A few years ago, I concluded that the magnitude of our looming fiscal problem was so enormous that higher taxes were inevitable--and that was long before the recent crisis made matters vastly worse. Moreover, I concluded that the magnitude of this tax increase is so great that it would seriously cripple the economy if accomplished through higher rates on an already dysfunctional income tax system. Reluctantly, I concluded that a value-added tax (VAT) is the best way to raise the revenue that would, in any case, be raised.
When I first made this suggestion in a Los Angeles Times article in 2004, I was building on a large body of tax analysis showing that the VAT is the best known way of raising revenue. When I say "best" I mean that it raises large revenues from low rates and has minimal disincentive effects. In economists' speak, it has a very small dead weight or welfare cost--the economic output lost by the tax over and above the revenue collected.
... Back in the early 1980s, practically every leading conservative economist supported a VAT for the United States.
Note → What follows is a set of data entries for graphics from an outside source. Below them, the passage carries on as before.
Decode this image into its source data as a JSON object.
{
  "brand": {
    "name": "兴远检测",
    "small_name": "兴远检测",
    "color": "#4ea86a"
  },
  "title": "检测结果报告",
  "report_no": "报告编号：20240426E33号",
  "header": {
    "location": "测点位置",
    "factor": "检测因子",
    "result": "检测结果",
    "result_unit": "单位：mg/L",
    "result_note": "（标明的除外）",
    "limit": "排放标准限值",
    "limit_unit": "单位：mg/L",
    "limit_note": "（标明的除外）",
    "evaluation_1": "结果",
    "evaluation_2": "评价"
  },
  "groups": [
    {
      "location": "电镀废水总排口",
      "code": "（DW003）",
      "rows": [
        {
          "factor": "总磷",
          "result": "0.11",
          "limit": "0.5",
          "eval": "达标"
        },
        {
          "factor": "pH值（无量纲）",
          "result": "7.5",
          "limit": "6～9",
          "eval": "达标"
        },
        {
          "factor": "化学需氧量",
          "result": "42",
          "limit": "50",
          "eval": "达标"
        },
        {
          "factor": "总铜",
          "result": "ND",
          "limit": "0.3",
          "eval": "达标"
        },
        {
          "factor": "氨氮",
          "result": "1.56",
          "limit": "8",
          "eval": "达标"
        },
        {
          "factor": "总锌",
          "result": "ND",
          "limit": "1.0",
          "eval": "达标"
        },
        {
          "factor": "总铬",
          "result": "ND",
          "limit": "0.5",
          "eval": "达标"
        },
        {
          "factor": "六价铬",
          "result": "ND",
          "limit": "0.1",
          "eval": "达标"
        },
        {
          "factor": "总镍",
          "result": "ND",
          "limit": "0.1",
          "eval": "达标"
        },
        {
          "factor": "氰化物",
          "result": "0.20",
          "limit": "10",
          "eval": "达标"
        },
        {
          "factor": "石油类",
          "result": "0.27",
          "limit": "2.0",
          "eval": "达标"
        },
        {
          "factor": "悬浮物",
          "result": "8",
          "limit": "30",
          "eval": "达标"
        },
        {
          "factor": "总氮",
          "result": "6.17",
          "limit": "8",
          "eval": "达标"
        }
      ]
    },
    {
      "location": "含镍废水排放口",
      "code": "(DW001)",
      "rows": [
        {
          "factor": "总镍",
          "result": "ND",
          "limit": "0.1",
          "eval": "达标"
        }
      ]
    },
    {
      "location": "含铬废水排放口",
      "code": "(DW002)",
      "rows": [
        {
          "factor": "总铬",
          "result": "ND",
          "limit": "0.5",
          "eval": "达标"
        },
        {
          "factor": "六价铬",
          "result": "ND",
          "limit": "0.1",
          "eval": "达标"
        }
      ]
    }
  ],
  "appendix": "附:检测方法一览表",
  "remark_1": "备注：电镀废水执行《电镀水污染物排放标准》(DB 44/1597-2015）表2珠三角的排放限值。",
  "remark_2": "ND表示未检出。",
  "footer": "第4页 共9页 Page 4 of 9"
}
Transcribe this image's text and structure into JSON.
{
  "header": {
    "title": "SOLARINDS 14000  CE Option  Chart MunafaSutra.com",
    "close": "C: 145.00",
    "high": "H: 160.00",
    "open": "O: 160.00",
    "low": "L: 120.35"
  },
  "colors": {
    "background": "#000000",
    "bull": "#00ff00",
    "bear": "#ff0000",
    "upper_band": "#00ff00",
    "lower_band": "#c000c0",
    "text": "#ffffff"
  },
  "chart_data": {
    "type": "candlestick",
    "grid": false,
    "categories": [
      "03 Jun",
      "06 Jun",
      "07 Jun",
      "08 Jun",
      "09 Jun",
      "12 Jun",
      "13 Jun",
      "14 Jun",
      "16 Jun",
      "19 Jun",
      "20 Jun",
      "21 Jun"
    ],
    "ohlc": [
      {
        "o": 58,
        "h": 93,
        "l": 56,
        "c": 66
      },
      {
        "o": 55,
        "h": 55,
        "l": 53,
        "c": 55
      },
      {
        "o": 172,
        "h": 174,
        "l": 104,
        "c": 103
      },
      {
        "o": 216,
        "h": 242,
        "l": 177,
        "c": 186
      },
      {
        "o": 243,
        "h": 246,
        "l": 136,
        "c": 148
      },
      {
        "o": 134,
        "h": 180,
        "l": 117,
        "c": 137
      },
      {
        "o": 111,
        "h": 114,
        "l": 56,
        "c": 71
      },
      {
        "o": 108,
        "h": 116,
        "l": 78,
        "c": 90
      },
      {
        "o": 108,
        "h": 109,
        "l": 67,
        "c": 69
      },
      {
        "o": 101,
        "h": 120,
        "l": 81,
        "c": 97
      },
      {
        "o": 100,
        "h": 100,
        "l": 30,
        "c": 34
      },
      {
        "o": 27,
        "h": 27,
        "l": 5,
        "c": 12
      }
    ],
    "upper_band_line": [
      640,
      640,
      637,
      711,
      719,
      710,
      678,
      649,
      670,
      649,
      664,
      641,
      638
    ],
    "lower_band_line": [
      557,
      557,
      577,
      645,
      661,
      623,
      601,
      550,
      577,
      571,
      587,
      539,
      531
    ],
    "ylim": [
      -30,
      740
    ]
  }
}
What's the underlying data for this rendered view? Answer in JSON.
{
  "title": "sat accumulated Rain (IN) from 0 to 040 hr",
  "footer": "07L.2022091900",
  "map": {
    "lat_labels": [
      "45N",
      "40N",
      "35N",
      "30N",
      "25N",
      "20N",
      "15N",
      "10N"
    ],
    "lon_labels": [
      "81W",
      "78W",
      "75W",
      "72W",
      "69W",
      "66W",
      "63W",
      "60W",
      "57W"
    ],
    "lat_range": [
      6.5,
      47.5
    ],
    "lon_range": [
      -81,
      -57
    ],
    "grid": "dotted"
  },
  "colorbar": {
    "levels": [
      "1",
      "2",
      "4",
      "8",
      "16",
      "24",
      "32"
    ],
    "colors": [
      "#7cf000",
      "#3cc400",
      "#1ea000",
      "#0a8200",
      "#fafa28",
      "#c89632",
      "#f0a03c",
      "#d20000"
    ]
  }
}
Norman Ture, one of the godfathers of supply-side economics, and Murray Weidenbaum, chairman of the Council of Economic Advisers under Ronald Reagan, wrote many articles, books and papers supporting the VAT. The conservative American Enterprise Institute published a book in 1987 saying that the VAT was the key to deficit reduction.
Perhaps the strongest evidence that the VAT was considered the conservative tax reform is that it is the foundation of the flat tax, which is still supported by practically every serious conservative tax reformer.
... [A flat tax] is not the only case of conservatives supporting a VAT when it suited them to do so. Back in 1992, former California Gov. Jerry Brown proposed a VAT plus a flat rate income tax and this was widely hailed by supply-side economists such as Arthur Laffer and Gary Robbins. More recently, Sen. Jim DeMint, R-S.C., introduced legislation (S. 1240) to establish a business consumption tax that is, in essence, a VAT.